Attendu que les articles suscités sont ainsi conçus:
Article 211: « le créancier ne peut être contraint de recevoir autre chose que ce qui lui est dû, mais il peut convenir avec le débiteur d'une prestation de remplacement»
Article 212: « cette convention emporte transfert de la propriété dans les conditions de droit commun.
A défaut d'exécution de la convention, le créancier peut obtenir l'exécution forcée de l'obligation primitive ou de la prestation de remplacement.»
Attendu que manifestement, aux termes de l'article 212, c'est la convention elle-même qui emporte le transfert suivant les formalités traditionnelles en matière de donations ( une fois acceptées elles sont parfaites et la propriété est transférée sans qu'il soit nécessaire que les biens soient remis immédiatement au donataire ); que l'arrêt déféré en se referant à une doctrine elle même relative à des textes différents de ceux ci - dessus cités, a posé des conditions suspensives au transfert violant ainsi la lettre de l'article visé.

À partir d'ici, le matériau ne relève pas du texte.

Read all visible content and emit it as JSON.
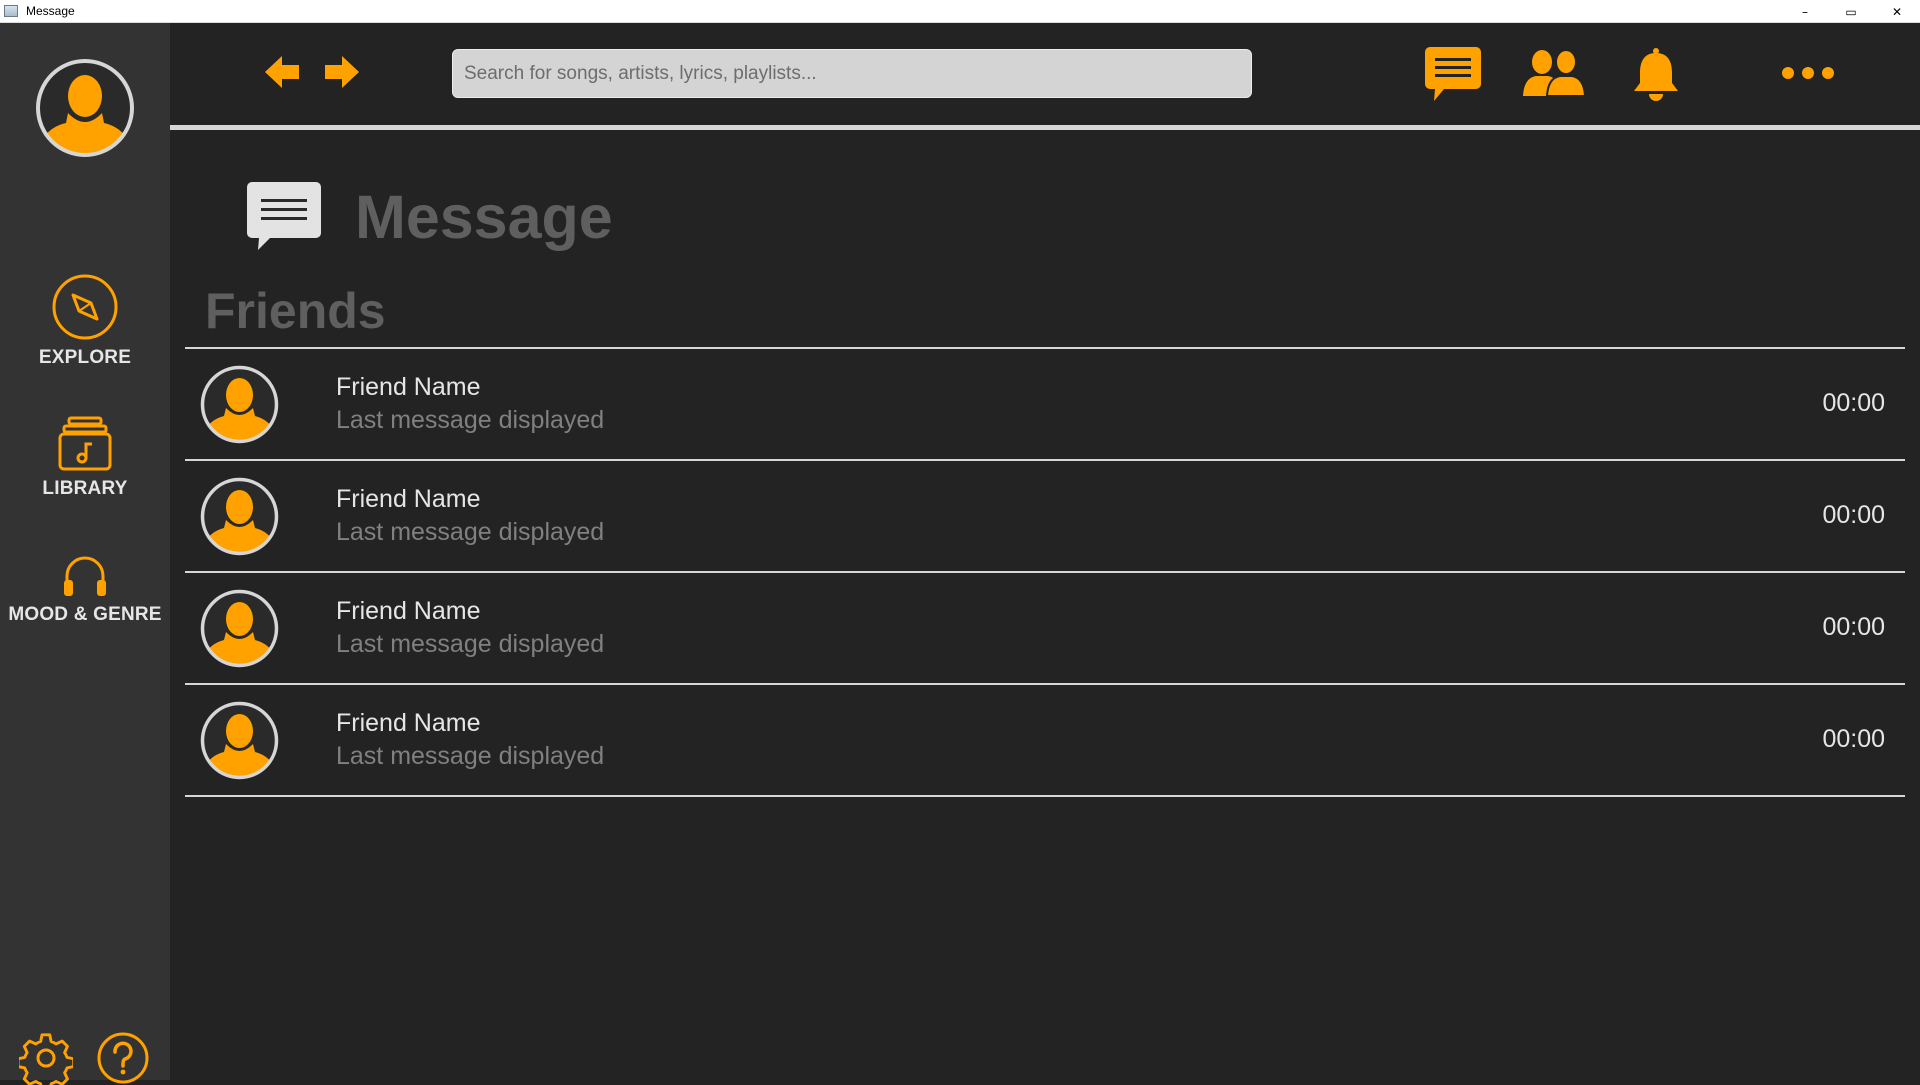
{
  "window": {
    "title": "Message",
    "controls": [
      "–",
      "▭",
      "✕"
    ]
  },
  "colors": {
    "accent": "#FFA200",
    "sidebar_bg": "#333333",
    "main_bg": "#232323",
    "title_gray": "#5F5F5F"
  },
  "sidebar": {
    "items": [
      {
        "label": "EXPLORE",
        "icon": "compass-icon"
      },
      {
        "label": "LIBRARY",
        "icon": "music-library-icon"
      },
      {
        "label": "MOOD & GENRE",
        "icon": "headphones-icon"
      }
    ],
    "bottom": [
      {
        "icon": "settings-gear-icon"
      },
      {
        "icon": "help-question-icon"
      }
    ]
  },
  "topbar": {
    "search_placeholder": "Search for songs, artists, lyrics, playlists...",
    "icons": [
      "back-arrow-icon",
      "forward-arrow-icon",
      "messages-icon",
      "friends-icon",
      "notifications-bell-icon",
      "more-options-icon"
    ]
  },
  "main": {
    "title": "Message",
    "section": "Friends",
    "conversations": [
      {
        "name": "Friend Name",
        "last_message": "Last message displayed",
        "time": "00:00"
      },
      {
        "name": "Friend Name",
        "last_message": "Last message displayed",
        "time": "00:00"
      },
      {
        "name": "Friend Name",
        "last_message": "Last message displayed",
        "time": "00:00"
      },
      {
        "name": "Friend Name",
        "last_message": "Last message displayed",
        "time": "00:00"
      }
    ]
  }
}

Attendu que le même article 212 in fine donne la possibilité au créancier d'opter, sans fixer aucun délai, entre l'exécution forcée de l'obligation primitive et de la prestation de remplacement; que dès lors les échanges de correspondances après le délai de réméré, ne sauraient être considérés comme une renonciation à la dation en paiement de la part du créancier.
Attendu donc que ce moyen est opérant et fait encourir la cassation.

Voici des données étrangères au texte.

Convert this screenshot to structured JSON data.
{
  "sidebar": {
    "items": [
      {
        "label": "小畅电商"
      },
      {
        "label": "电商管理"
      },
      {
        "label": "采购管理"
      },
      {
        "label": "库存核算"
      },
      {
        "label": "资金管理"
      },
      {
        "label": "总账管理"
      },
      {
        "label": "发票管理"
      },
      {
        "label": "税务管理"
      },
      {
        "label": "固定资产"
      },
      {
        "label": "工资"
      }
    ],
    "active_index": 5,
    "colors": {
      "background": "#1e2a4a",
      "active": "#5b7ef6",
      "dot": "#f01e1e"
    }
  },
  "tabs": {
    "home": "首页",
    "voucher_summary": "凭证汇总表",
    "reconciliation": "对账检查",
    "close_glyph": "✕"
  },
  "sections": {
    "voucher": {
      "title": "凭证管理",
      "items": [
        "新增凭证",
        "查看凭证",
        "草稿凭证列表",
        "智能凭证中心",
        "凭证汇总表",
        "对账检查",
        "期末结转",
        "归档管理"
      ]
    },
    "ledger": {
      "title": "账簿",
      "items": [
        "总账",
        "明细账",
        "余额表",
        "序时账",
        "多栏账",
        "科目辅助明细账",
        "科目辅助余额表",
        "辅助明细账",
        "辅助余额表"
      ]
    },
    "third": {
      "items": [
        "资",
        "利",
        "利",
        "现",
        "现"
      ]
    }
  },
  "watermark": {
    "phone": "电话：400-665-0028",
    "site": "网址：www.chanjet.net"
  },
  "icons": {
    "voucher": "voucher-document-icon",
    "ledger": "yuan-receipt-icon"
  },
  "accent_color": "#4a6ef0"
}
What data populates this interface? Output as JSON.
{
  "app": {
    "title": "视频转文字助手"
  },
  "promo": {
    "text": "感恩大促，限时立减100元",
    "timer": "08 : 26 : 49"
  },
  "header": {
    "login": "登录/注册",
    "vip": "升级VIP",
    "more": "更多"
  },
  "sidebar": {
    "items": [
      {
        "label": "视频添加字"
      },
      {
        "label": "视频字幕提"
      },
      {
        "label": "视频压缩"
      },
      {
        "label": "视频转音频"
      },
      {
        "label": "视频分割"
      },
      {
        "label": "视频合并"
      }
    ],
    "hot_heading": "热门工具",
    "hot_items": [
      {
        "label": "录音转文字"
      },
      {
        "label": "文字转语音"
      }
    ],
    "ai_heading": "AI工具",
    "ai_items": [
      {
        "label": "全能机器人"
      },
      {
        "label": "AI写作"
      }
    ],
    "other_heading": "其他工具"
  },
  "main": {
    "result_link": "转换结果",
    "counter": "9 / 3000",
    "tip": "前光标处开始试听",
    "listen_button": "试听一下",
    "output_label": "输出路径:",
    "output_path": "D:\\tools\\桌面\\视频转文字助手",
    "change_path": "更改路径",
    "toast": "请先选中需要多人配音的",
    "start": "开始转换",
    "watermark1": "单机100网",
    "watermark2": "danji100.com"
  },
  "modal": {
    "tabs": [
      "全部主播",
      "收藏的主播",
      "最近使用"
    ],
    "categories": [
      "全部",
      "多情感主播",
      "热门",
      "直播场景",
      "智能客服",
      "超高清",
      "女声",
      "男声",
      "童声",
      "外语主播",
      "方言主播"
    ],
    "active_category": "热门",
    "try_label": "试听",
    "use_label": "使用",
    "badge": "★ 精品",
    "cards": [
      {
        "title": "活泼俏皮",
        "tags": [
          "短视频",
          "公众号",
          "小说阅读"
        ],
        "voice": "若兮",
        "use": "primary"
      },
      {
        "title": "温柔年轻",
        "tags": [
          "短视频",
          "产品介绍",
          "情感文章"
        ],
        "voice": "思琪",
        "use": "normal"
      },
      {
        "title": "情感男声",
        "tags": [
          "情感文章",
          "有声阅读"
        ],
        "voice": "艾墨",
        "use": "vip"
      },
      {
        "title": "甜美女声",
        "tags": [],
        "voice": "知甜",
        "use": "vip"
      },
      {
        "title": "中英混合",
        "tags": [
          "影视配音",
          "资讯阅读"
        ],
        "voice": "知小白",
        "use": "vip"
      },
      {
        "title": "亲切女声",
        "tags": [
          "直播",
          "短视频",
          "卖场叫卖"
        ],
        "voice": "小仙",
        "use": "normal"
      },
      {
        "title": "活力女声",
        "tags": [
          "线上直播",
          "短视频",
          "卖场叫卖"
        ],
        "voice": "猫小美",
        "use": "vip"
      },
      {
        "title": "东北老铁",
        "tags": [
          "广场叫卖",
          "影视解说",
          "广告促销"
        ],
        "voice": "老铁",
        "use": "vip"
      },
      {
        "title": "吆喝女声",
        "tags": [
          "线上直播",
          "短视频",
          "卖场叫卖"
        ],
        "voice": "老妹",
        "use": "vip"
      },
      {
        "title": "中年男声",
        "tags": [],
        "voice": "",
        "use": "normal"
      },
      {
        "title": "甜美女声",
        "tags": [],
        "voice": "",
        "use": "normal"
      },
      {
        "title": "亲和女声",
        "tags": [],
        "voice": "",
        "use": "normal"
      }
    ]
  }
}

Attendu que la deuxième branche, relative à l'article 234 du Régime Général des Obligations, interfère largement avec la première; qu'en effet dès l'instant où la validité de la dation est reconnue, la compensation ne peut être appliquée, la B.I.M. - S.A. n'étant plus créancière de Ad C.
Attendu par rapport à la troisième branche, il y a lieu d'observer que tant l'article 509 de l'ancien Code que l'article 613 du nouveau indiquent que « la décision qui fait droit à la tierce - opposition ne rétracte ou ne reforme le jugement attaqué que sur les chefs préjudiciables au tiers - opposant. Le jugement primitif conserve ses effets entre les parties même sur les chefs annulés»; d'où la rétractation obtenue en faveur de la SNTP n'a aucune influence sur les points tranchés entre les parties à ce pourvoi; que ce moyen n'est pas heureux.
Attendu qu'il échet casser l'arrêt querellé.
PAR CES MOTIFS:
En la forme: reçoit le pourvoi;
Au fond: casse et annule l'arrêt attaqué;
Renvoie la cause et les parties devant la Cour d'Appel de Bamako autrement composée;
Ordonne la restitution de l'amende de consignation;
Met les dépens à la charge du Trésor Public.
Ainsi fait, jugé et prononcé publiquement les jour, mois et an que dessus.
ET ONT SIGNE LE PRESIDENT ET LE GREFFIER./.